Labels not applied to nodes
Node affinity rules match against node labels. If the labels you are matching against do not exist on the nodes, the rule either causes the pod to stay Pending forever (required) or is silently ignored (preferred). Always verify that the expected labels are present with kubectl get nodes --show-labels before writing affinity rules that depend on them.
Confusing affinity with anti-affinity
Node affinity attracts pods to nodes. Pod anti-affinity repels pods away from other pods. The two are separate concepts with separate fields. A common mistake is trying to use node affinity to spread pods across nodes, which is actually a job for pod topology spread constraints.
IgnoredDuringExecution misconception
Both affinity types say IgnoredDuringExecution. This means if a node's labels change after a pod is already running there, the pod is not evicted. The affinity is only evaluated at scheduling time. A pod placed on a matching node stays there even if the node later loses the label that qualified it.

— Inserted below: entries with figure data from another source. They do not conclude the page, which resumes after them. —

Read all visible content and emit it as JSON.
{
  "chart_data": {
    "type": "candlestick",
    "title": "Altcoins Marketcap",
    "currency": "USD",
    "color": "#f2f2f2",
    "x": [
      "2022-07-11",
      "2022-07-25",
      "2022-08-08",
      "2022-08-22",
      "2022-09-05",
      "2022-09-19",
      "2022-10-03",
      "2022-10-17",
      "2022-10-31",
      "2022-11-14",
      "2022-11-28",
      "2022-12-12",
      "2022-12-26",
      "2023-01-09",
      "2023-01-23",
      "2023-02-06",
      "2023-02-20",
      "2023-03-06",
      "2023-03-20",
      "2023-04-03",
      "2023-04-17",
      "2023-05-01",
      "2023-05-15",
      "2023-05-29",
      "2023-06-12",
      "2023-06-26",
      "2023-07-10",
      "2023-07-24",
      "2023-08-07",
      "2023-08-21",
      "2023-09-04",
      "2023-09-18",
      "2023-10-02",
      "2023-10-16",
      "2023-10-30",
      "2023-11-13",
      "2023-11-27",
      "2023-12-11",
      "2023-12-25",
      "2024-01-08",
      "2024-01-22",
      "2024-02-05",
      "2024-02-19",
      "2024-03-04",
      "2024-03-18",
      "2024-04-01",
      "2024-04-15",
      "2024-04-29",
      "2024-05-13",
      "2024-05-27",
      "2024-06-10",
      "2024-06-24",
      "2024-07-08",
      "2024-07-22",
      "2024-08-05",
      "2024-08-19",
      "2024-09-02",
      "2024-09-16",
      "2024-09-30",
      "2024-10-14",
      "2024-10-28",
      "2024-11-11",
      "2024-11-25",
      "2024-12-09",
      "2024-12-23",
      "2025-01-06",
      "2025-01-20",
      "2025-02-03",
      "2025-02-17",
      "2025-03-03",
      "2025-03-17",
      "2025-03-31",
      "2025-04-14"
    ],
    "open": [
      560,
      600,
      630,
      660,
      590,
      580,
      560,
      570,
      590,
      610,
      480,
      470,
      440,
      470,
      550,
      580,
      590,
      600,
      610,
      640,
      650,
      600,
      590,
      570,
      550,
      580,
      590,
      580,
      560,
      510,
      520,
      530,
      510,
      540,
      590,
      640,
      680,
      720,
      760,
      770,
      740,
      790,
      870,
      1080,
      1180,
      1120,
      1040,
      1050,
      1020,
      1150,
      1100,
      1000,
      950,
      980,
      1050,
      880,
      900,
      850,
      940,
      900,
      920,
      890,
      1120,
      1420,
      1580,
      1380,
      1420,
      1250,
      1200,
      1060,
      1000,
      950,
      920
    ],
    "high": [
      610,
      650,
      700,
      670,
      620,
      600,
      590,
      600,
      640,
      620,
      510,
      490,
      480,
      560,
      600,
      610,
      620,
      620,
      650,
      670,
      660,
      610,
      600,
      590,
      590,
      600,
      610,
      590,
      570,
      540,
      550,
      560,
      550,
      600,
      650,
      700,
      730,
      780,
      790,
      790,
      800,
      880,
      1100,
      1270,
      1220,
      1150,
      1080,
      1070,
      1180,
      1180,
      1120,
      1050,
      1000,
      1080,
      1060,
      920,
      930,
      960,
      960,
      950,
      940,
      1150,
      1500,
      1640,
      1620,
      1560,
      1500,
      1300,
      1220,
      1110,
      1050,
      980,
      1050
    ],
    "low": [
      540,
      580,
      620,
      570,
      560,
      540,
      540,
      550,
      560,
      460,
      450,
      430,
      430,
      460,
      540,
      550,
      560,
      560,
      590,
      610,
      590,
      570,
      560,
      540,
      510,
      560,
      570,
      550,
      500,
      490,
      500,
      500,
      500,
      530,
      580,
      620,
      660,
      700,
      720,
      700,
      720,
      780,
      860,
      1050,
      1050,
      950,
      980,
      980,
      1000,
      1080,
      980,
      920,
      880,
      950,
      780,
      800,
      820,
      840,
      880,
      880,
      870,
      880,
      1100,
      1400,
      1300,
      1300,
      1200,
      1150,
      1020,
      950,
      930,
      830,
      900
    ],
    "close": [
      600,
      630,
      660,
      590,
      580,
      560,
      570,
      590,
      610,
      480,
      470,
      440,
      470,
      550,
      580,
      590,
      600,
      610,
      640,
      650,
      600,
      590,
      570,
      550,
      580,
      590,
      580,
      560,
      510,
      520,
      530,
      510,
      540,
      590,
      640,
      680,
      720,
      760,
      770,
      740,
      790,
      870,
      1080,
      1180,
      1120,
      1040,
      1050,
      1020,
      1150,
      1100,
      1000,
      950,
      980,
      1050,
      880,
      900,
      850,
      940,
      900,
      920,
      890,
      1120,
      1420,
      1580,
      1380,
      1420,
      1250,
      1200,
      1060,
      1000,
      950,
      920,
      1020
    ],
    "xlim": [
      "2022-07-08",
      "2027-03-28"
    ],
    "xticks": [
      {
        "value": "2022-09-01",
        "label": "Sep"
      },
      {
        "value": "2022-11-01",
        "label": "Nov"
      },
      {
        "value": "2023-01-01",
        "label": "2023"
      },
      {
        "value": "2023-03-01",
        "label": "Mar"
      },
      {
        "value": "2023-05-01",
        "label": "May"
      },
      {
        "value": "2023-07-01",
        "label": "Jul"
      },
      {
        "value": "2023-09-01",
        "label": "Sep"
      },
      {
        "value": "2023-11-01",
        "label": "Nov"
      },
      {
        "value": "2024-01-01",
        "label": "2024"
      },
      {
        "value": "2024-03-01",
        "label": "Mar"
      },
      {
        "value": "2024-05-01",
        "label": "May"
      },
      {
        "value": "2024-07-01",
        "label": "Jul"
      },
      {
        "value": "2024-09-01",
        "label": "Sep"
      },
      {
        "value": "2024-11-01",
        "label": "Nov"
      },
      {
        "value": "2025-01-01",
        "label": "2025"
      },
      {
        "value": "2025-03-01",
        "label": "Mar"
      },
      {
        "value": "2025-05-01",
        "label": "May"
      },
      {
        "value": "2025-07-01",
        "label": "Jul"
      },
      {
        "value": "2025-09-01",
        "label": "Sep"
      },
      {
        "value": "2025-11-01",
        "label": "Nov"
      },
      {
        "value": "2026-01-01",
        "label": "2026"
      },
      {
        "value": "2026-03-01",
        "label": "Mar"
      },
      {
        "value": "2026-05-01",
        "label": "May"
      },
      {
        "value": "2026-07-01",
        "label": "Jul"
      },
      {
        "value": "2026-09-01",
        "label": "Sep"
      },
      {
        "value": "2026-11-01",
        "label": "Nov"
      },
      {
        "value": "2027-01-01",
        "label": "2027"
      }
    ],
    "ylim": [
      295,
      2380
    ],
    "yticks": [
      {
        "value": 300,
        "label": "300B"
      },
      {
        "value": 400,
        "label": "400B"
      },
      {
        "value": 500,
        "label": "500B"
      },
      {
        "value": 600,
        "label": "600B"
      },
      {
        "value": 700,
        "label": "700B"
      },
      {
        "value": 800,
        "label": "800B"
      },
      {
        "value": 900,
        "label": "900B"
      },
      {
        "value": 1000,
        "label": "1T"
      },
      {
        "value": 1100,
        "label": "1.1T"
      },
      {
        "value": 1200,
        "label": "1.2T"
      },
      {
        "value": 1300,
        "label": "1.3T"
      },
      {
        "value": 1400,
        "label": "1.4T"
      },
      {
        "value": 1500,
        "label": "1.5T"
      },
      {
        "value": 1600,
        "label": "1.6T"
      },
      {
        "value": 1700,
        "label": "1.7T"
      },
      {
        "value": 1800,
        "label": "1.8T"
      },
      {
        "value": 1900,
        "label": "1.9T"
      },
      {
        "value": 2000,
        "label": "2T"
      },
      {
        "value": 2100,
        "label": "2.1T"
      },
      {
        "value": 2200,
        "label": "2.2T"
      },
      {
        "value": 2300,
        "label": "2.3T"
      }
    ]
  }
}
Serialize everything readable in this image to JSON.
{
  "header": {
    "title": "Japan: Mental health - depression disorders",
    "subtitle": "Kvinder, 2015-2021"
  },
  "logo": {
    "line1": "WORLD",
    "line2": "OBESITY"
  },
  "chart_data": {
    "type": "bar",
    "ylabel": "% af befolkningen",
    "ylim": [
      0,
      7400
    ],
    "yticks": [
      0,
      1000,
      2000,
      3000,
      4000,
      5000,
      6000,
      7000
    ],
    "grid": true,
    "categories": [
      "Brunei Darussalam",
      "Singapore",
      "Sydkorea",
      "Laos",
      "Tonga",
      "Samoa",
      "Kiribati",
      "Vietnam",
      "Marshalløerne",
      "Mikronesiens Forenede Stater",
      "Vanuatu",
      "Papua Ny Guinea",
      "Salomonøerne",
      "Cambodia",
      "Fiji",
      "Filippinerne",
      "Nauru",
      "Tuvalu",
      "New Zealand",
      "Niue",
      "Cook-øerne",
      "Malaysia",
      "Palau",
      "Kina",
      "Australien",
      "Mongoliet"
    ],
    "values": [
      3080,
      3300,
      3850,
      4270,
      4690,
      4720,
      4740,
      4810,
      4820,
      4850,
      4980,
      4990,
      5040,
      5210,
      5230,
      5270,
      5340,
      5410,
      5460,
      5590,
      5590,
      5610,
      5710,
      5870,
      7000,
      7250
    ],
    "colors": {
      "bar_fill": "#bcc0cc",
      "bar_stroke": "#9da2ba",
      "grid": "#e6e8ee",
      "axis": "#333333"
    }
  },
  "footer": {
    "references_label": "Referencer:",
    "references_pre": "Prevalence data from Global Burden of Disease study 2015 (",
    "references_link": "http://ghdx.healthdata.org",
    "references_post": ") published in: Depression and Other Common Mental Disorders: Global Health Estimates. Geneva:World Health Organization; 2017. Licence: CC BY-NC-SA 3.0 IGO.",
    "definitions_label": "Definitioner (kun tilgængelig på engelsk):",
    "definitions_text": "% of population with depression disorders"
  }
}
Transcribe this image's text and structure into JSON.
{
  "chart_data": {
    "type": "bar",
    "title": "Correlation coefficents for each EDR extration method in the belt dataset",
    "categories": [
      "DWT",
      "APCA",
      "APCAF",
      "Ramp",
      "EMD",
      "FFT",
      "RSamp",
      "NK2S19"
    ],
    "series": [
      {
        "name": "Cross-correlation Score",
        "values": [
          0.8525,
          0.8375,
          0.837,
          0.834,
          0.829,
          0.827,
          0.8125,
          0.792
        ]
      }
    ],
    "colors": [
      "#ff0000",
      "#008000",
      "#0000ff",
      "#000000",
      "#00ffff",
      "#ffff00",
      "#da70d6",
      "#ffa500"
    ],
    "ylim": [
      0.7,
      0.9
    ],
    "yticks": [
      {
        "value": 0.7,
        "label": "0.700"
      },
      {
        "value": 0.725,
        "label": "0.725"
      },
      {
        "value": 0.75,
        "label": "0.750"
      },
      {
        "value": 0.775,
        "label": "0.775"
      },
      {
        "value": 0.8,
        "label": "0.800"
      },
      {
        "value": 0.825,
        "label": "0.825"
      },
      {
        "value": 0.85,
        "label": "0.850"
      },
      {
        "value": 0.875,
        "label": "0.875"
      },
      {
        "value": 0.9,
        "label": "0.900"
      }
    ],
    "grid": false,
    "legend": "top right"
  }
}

Overly specific required rules
A required affinity that matches only one or two nodes in the whole cluster creates a single point of failure for scheduling. If those nodes are full or unavailable, the pod cannot be placed anywhere. For most workloads, preferred rules with fallback behaviour are more resilient than hard requirements on narrow node sets.
Where it fits
Node affinity sits within the broader set of scheduling controls Kubernetes provides. It is the mechanism for expressing constraints about the node itself: what hardware it has, what zone it is in, what pool it belongs to. It does not say anything about the relationship between pods.
For constraints between pods, the related mechanism is pod affinity and pod anti-affinity. Pod affinity attracts pods to nodes that are already running certain other pods. Pod anti-affinity repels pods away from nodes running certain others. A web server that wants to be co-located with its cache uses pod affinity. A set of replicas that should spread across failure domains uses pod anti-affinity. The two families of controls address different questions: where is this node versus what else is running near me.
Topology spread constraints are the newer mechanism for spreading pods evenly across zones and nodes. They replaced the spreading use case that people were previously handling with pod anti-affinity. When the goal is even distribution rather than attraction or repulsion, topology spread constraints express it more clearly. Node affinity remains the right tool when the constraint is about the node's own properties: its hardware, its location, its role in the cluster.